Because it is a public company, JPMorgan is required by law to tell federal regulators about anything that could affect its share price, and that is what it did. JPMorgan notified the Securities and Exchange Commission last Thursday. But other companies don’t have to notify the government when their servers get hit.
When it comes to data breaches, the U.S. has a confusing patchwork of laws. It may surprise you there is no overarching federal law.
“From the very beginning of digital technologies and the Internet, the federal government took the view of ‘keep its hands off,’” says Fred H. Cate, who heads the Center for Applied Cybersecurity Research at Indiana University.

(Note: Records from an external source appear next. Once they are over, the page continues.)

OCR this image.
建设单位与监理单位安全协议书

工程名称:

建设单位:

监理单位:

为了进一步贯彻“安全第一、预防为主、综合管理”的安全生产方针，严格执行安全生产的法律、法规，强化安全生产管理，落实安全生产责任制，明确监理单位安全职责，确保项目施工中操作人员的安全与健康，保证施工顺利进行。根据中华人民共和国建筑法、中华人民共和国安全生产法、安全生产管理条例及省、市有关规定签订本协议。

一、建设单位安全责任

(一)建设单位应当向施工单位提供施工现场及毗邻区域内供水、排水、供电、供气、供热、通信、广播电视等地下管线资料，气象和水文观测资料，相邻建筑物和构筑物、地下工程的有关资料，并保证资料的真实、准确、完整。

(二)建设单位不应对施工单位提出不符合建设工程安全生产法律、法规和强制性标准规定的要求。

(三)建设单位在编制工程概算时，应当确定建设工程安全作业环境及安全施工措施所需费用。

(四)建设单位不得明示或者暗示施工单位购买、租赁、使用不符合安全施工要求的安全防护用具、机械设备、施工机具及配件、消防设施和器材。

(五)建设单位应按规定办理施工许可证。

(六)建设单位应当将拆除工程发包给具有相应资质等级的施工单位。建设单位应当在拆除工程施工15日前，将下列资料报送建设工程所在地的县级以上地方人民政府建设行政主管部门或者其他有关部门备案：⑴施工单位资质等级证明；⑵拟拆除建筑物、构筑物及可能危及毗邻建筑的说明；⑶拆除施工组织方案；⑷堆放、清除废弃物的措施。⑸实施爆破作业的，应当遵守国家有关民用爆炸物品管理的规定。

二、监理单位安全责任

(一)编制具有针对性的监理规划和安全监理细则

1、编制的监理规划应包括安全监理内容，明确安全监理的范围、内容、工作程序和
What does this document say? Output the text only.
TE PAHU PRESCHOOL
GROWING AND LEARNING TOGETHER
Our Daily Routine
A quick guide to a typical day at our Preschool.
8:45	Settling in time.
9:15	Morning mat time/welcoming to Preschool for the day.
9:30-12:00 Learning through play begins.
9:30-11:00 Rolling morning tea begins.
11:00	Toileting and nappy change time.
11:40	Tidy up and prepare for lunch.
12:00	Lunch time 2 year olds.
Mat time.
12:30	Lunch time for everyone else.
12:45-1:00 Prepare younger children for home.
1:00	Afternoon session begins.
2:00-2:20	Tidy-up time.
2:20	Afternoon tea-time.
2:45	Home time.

So, the states stepped in. California was the first to pass a data breach notification law. It has been on the books there since 2003. Forty-six states followed, along with Puerto Rico and the District of Columbia, and each one has a different law with different requirements.
“I think that everyone assumed that once you got a bunch of conflicting state laws, congress would step in and provide some clarity by providing a single federal law,” says Cate.
That hasn’t happened. Proposals have been held up in Congress, and an executive order President Barack Obama signed last year is voluntary.
Tina Ayiotis, who teaches law at The George Washington University, says after a string of high-profile attacks at Home Depot, Target and JPMorgan, we are starting to suffer from “breach fatigue.”
“At this point, the pain is not enough to really make it so that it becomes a priority,” she says.
What could change that, says David W. Opderbeck, a professor at Seton Hall University School of Law, is a cyber-attack on infrastructure, “like a power grid or a water supply, or the markets shut down for a few days.”
“When that kind of thing happens, then maybe we’ll see some action,” he says.
Until then, the action continues to be at the state level, keeping lawyers, consultants and compliance officers busy, and consumers confused.